Another day of the Gathering the art was an invitation to draw colors representing how the women felt when they had their first menstrual cycle. The goal was to take away stigma from discussing these issues and normalize sexual health and body functions. Lucy observed, “it was really hard at first for them to share about this- and to create art in the abstract was difficult but they clearly wanted to share their stories- they just needed an invitation and space.” Many women shared similar experiences of feeling confused or scared or even shame. What was at first uncomfortable invited vulnerability as more and more women shared. The women are walking together to learn more about their sexual and reproductive rights, independence, and their bodies. One of the days of the Gathering was spent focusing on what parts of their bodies they like and don’t like and the unrealistic and often damaging beauty standards in culture. These discussions culminated in co-creating creative photography portraits of those parts of their bodies for an online gallery. MaPa led them “as we participate in this photography expression, this is us throwing off those unrealistic beauty standards and celebrating our bodies and not being self critical of ourselves or of others.” These portraits will be shared in an online gallery soon.

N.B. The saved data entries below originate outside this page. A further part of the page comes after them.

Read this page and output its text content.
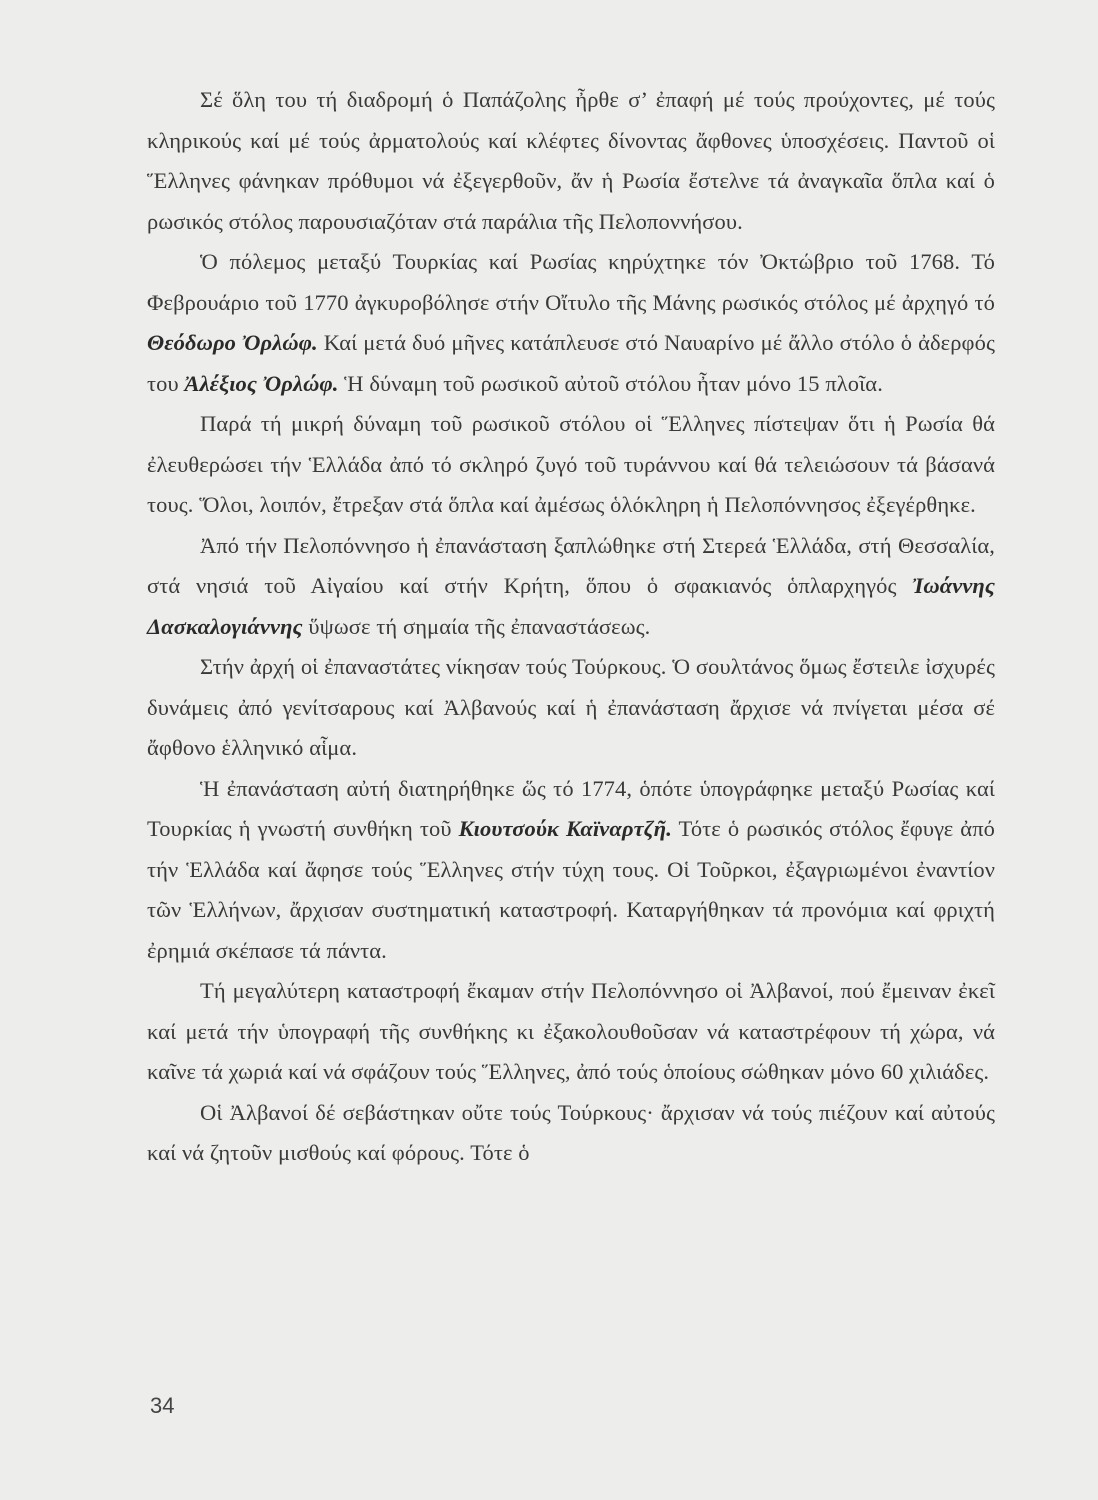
Σέ ὅλη του τή διαδρομή ὁ Παπάζολης ἦρθε σ’ ἐπαφή μέ τούς προύχοντες, μέ τούς κληρικούς καί μέ τούς ἀρματολούς καί κλέφτες δίνοντας ἄφθονες ὑποσχέσεις. Παντοῦ οἱ Ἕλληνες φάνηκαν πρόθυμοι νά ἐξεγερθοῦν, ἄν ἡ Ρωσία ἔστελνε τά ἀναγκαῖα ὅπλα καί ὁ ρωσικός στόλος παρουσιαζόταν στά παράλια τῆς Πελοποννήσου.

Ὁ πόλεμος μεταξύ Τουρκίας καί Ρωσίας κηρύχτηκε τόν Ὀκτώβριο τοῦ 1768. Τό Φεβρουάριο τοῦ 1770 ἀγκυροβόλησε στήν Οἴτυλο τῆς Μάνης ρωσικός στόλος μέ ἀρχηγό τό Θεόδωρο Ὀρλώφ. Καί μετά δυό μῆνες κατάπλευσε στό Ναυαρίνο μέ ἄλλο στόλο ὁ ἀδερφός του Ἀλέξιος Ὀρλώφ. Ἡ δύναμη τοῦ ρωσικοῦ αὐτοῦ στόλου ἦταν μόνο 15 πλοῖα.

Παρά τή μικρή δύναμη τοῦ ρωσικοῦ στόλου οἱ Ἕλληνες πίστεψαν ὅτι ἡ Ρωσία θά ἐλευθερώσει τήν Ἑλλάδα ἀπό τό σκληρό ζυγό τοῦ τυράννου καί θά τελειώσουν τά βάσανά τους. Ὅλοι, λοιπόν, ἔτρεξαν στά ὅπλα καί ἀμέσως ὁλόκληρη ἡ Πελοπόννησος ἐξεγέρθηκε.

Ἀπό τήν Πελοπόννησο ἡ ἐπανάσταση ξαπλώθηκε στή Στερεά Ἑλλάδα, στή Θεσσαλία, στά νησιά τοῦ Αἰγαίου καί στήν Κρήτη, ὅπου ὁ σφακιανός ὁπλαρχηγός Ἰωάννης Δασκαλογιάννης ὕψωσε τή σημαία τῆς ἐπαναστάσεως.

Στήν ἀρχή οἱ ἐπαναστάτες νίκησαν τούς Τούρκους. Ὁ σουλτάνος ὅμως ἔστειλε ἰσχυρές δυνάμεις ἀπό γενίτσαρους καί Ἀλβανούς καί ἡ ἐπανάσταση ἄρχισε νά πνίγεται μέσα σέ ἄφθονο ἑλληνικό αἷμα.

Ἡ ἐπανάσταση αὐτή διατηρήθηκε ὥς τό 1774, ὁπότε ὑπογράφηκε μεταξύ Ρωσίας καί Τουρκίας ἡ γνωστή συνθήκη τοῦ Κιουτσούκ Καϊναρτζῆ. Τότε ὁ ρωσικός στόλος ἔφυγε ἀπό τήν Ἑλλάδα καί ἄφησε τούς Ἕλληνες στήν τύχη τους. Οἱ Τοῦρκοι, ἐξαγριωμένοι ἐναντίον τῶν Ἑλλήνων, ἄρχισαν συστηματική καταστροφή. Καταργήθηκαν τά προνόμια καί φριχτή ἐρημιά σκέπασε τά πάντα.

Τή μεγαλύτερη καταστροφή ἔκαμαν στήν Πελοπόννησο οἱ Ἀλβανοί, πού ἔμειναν ἐκεῖ καί μετά τήν ὑπογραφή τῆς συνθήκης κι ἐξακολουθοῦσαν νά καταστρέφουν τή χώρα, νά καῖνε τά χωριά καί νά σφάζουν τούς Ἕλληνες, ἀπό τούς ὁποίους σώθηκαν μόνο 60 χιλιάδες.

Οἱ Ἀλβανοί δέ σεβάστηκαν οὔτε τούς Τούρκους· ἄρχισαν νά τούς πιέζουν καί αὐτούς καί νά ζητοῦν μισθούς καί φόρους. Τότε ὁ

34
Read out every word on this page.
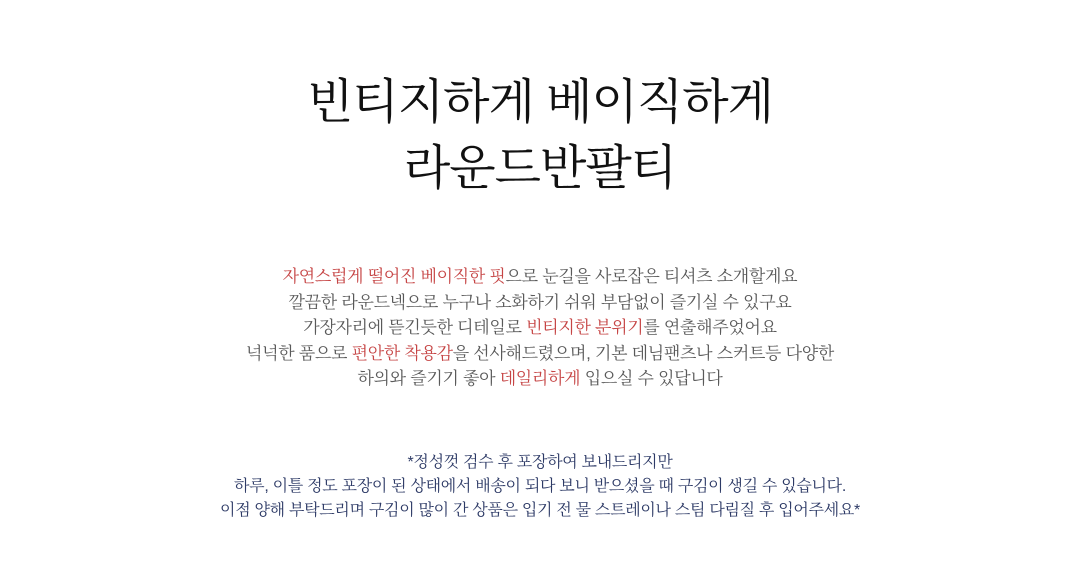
빈티지하게 베이직하게
라운드반팔티
자연스럽게 떨어진 베이직한 핏으로 눈길을 사로잡은 티셔츠 소개할게요
깔끔한 라운드넥으로 누구나 소화하기 쉬워 부담없이 즐기실 수 있구요
가장자리에 뜯긴듯한 디테일로 빈티지한 분위기를 연출해주었어요
넉넉한 품으로 편안한 착용감을 선사해드렸으며, 기본 데님팬츠나 스커트등 다양한
하의와 즐기기 좋아 데일리하게 입으실 수 있답니다
*정성껏 검수 후 포장하여 보내드리지만
하루, 이틀 정도 포장이 된 상태에서 배송이 되다 보니 받으셨을 때 구김이 생길 수 있습니다.
이점 양해 부탁드리며 구김이 많이 간 상품은 입기 전 물 스트레이나 스팀 다림질 후 입어주세요*
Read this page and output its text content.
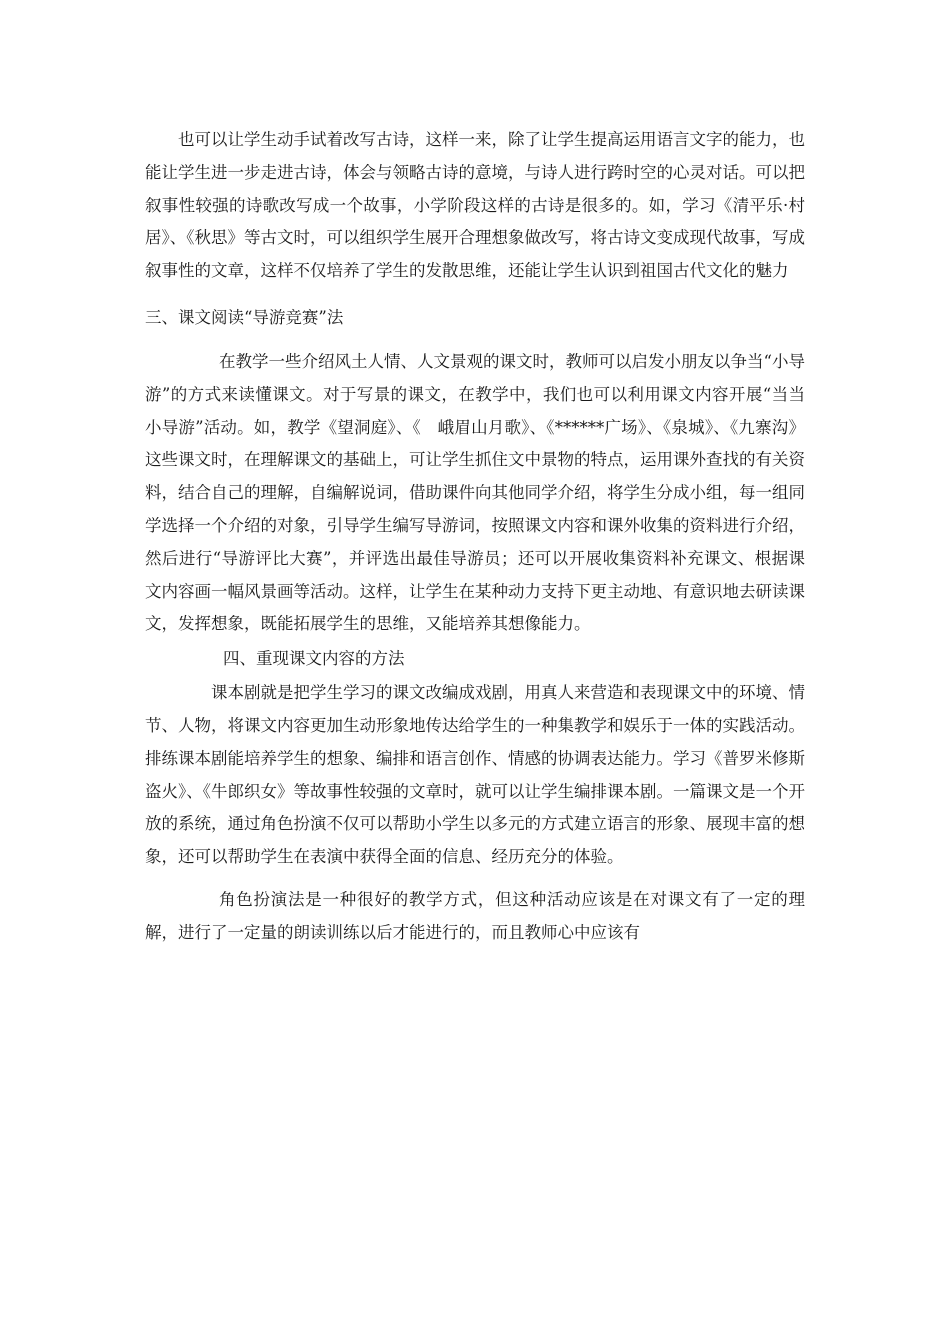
也可以让学生动手试着改写古诗，这样一来，除了让学生提高运用语言文字的能力，也能让学生进一步走进古诗，体会与领略古诗的意境，与诗人进行跨时空的心灵对话。可以把叙事性较强的诗歌改写成一个故事，小学阶段这样的古诗是很多的。如，学习《清平乐·村居》、《秋思》等古文时，可以组织学生展开合理想象做改写，将古诗文变成现代故事，写成叙事性的文章，这样不仅培养了学生的发散思维，还能让学生认识到祖国古代文化的魅力

三、课文阅读“导游竞赛”法

在教学一些介绍风土人情、人文景观的课文时，教师可以启发小朋友以争当“小导游”的方式来读懂课文。对于写景的课文，在教学中，我们也可以利用课文内容开展“当当小导游”活动。如，教学《望洞庭》、《　峨眉山月歌》、《******广场》、《泉城》、《九寨沟》这些课文时，在理解课文的基础上，可让学生抓住文中景物的特点，运用课外查找的有关资料，结合自己的理解，自编解说词，借助课件向其他同学介绍，将学生分成小组，每一组同学选择一个介绍的对象，引导学生编写导游词，按照课文内容和课外收集的资料进行介绍，然后进行“导游评比大赛”，并评选出最佳导游员；还可以开展收集资料补充课文、根据课文内容画一幅风景画等活动。这样，让学生在某种动力支持下更主动地、有意识地去研读课文，发挥想象，既能拓展学生的思维，又能培养其想像能力。

四、重现课文内容的方法

课本剧就是把学生学习的课文改编成戏剧，用真人来营造和表现课文中的环境、情节、人物，将课文内容更加生动形象地传达给学生的一种集教学和娱乐于一体的实践活动。排练课本剧能培养学生的想象、编排和语言创作、情感的协调表达能力。学习《普罗米修斯盗火》、《牛郎织女》等故事性较强的文章时，就可以让学生编排课本剧。一篇课文是一个开放的系统，通过角色扮演不仅可以帮助小学生以多元的方式建立语言的形象、展现丰富的想象，还可以帮助学生在表演中获得全面的信息、经历充分的体验。

角色扮演法是一种很好的教学方式，但这种活动应该是在对课文有了一定的理解，进行了一定量的朗读训练以后才能进行的，而且教师心中应该有
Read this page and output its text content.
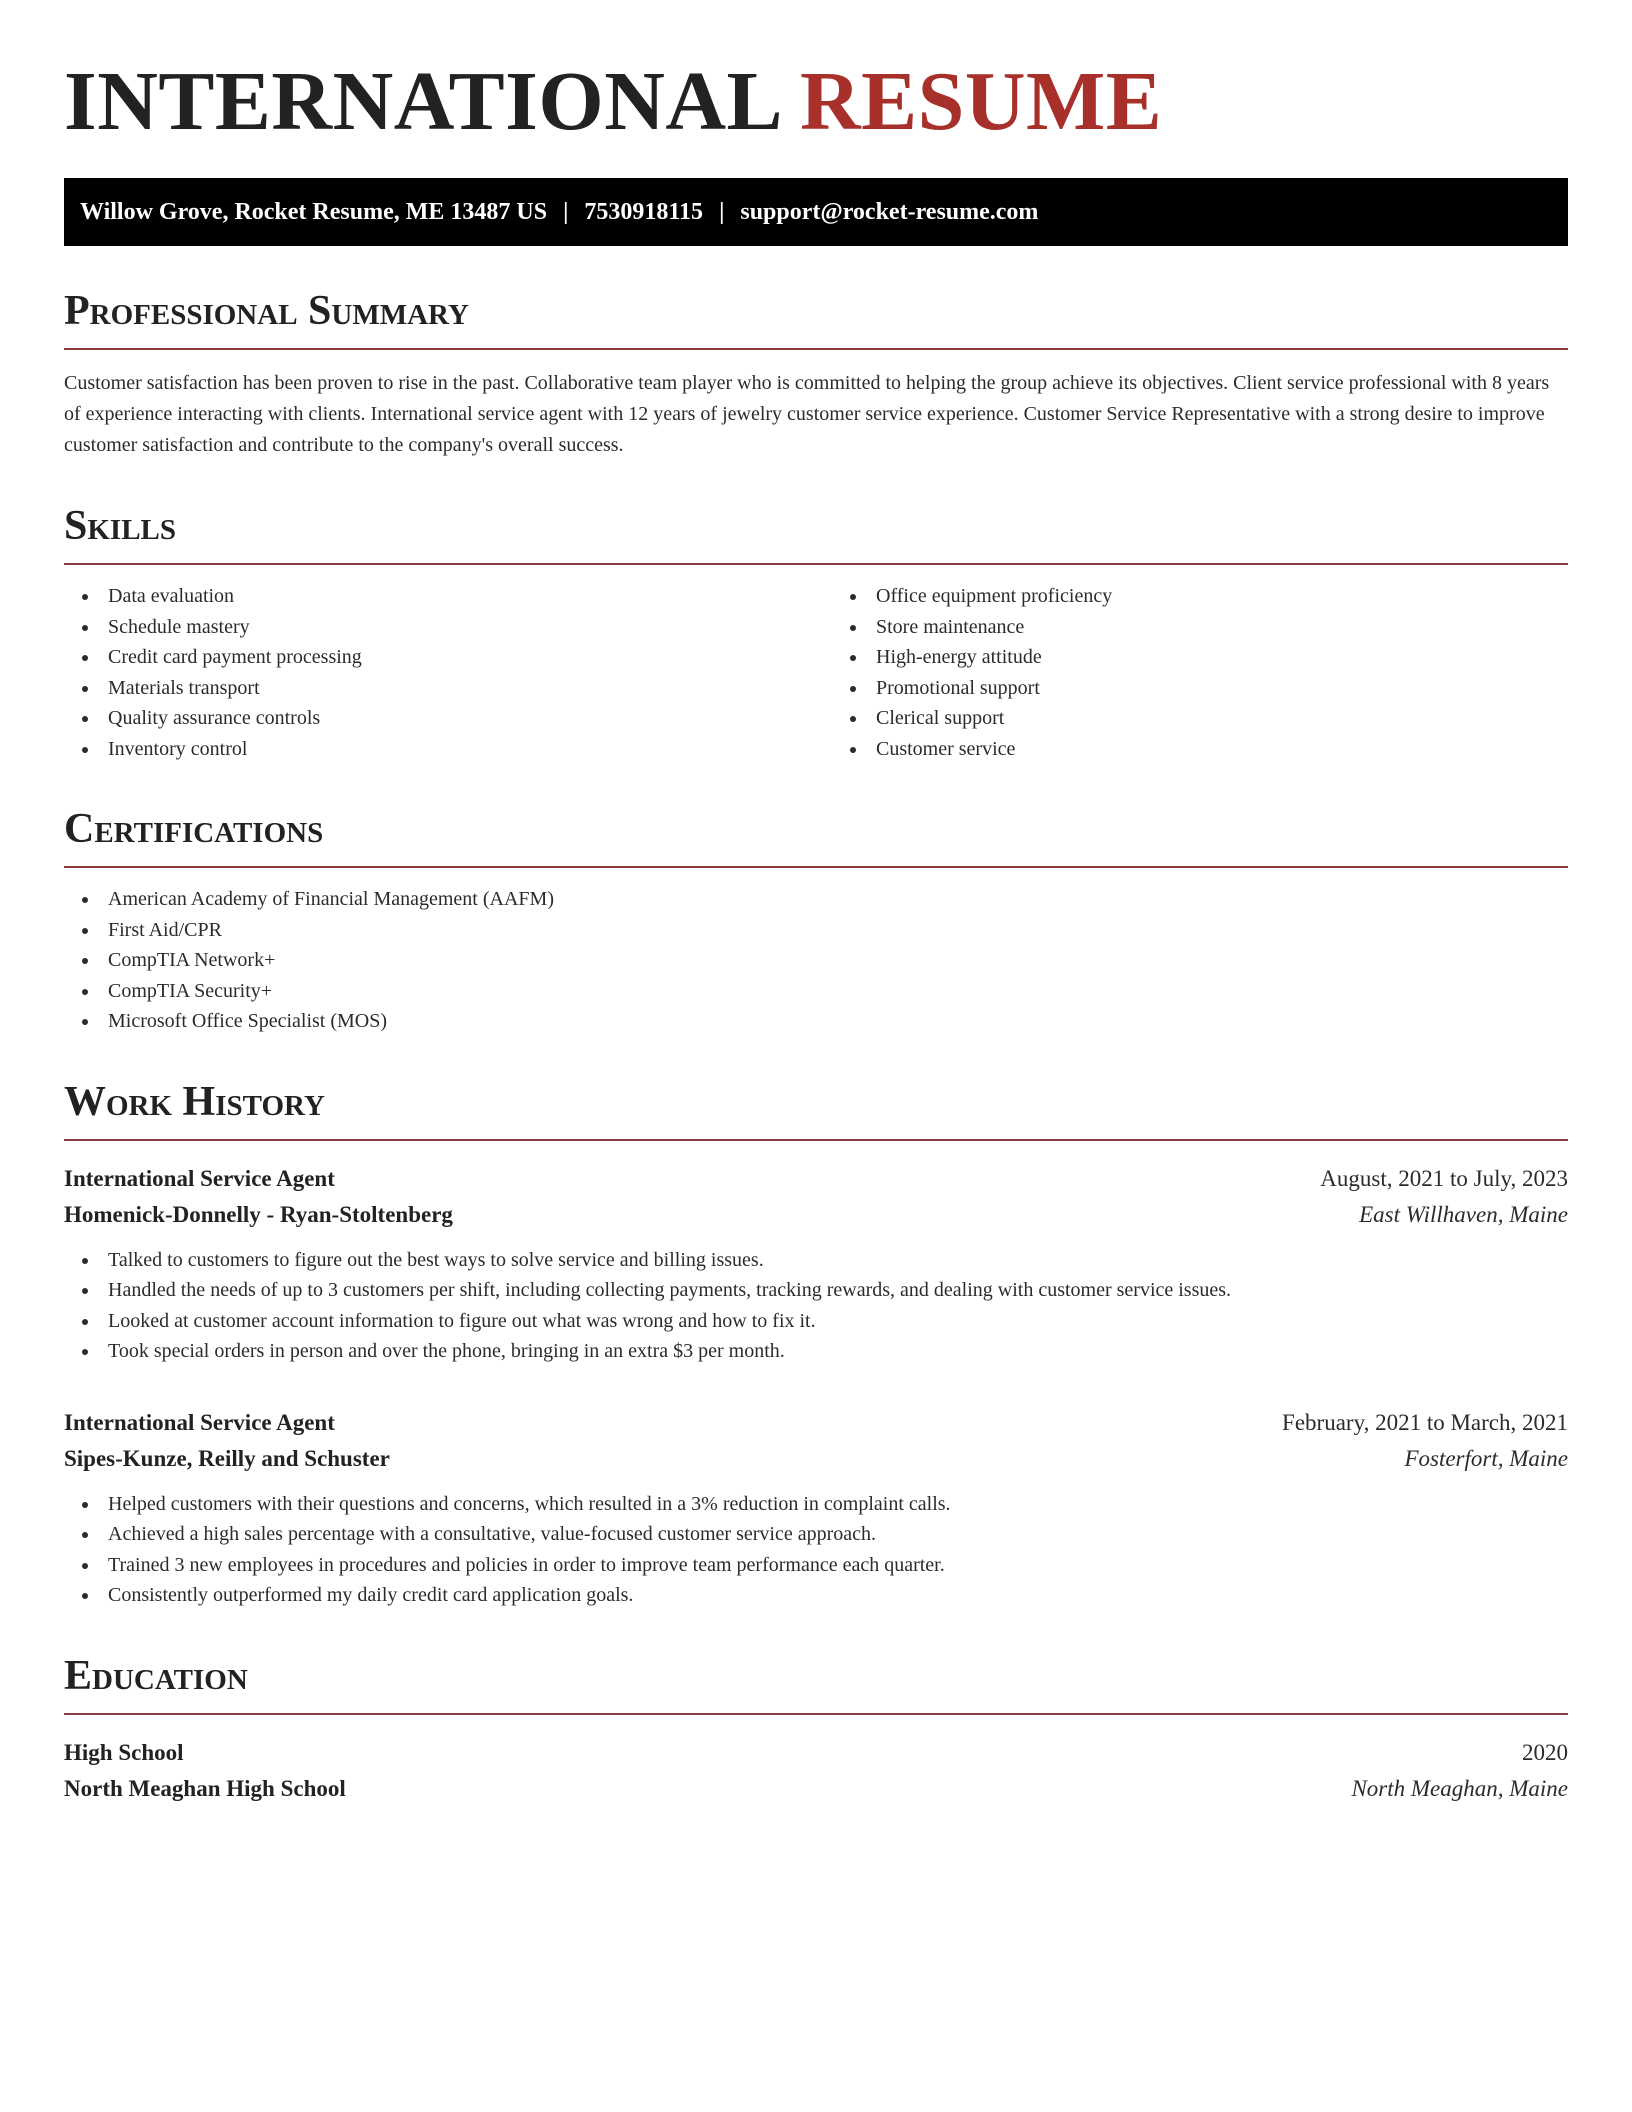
INTERNATIONAL RESUME
Willow Grove, Rocket Resume, ME 13487 US | 7530918115 | support@rocket-resume.com
Professional Summary

Customer satisfaction has been proven to rise in the past. Collaborative team player who is committed to helping the group achieve its objectives. Client service professional with 8 years of experience interacting with clients. International service agent with 12 years of jewelry customer service experience. Customer Service Representative with a strong desire to improve customer satisfaction and contribute to the company's overall success.

Skills
Data evaluation
Schedule mastery
Credit card payment processing
Materials transport
Quality assurance controls
Inventory control
Office equipment proficiency
Store maintenance
High-energy attitude
Promotional support
Clerical support
Customer service
Certifications
American Academy of Financial Management (AAFM)
First Aid/CPR
CompTIA Network+
CompTIA Security+
Microsoft Office Specialist (MOS)
Work History
International Service Agent	August, 2021 to July, 2023
Homenick-Donnelly - Ryan-Stoltenberg	East Willhaven, Maine
Talked to customers to figure out the best ways to solve service and billing issues.
Handled the needs of up to 3 customers per shift, including collecting payments, tracking rewards, and dealing with customer service issues.
Looked at customer account information to figure out what was wrong and how to fix it.
Took special orders in person and over the phone, bringing in an extra $3 per month.
International Service Agent	February, 2021 to March, 2021
Sipes-Kunze, Reilly and Schuster	Fosterfort, Maine
Helped customers with their questions and concerns, which resulted in a 3% reduction in complaint calls.
Achieved a high sales percentage with a consultative, value-focused customer service approach.
Trained 3 new employees in procedures and policies in order to improve team performance each quarter.
Consistently outperformed my daily credit card application goals.
Education
High School	2020
North Meaghan High School	North Meaghan, Maine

The last night of the Gathering there was a pizza party at a local restaurant and after dinner many women went out to dance together. One of the participants that walks with aids was invited to the dance floor as another participant brought a chair to help her have increased stability while allowing her to fully participate and dance with the group. As Valentina shared, it truly was a political act to assert their rights and dance, occupying a social space that they have usually been excluded from. Inclusion and the group’s communal love for each woman present is a dynamic that marks the Gathering in huge ways.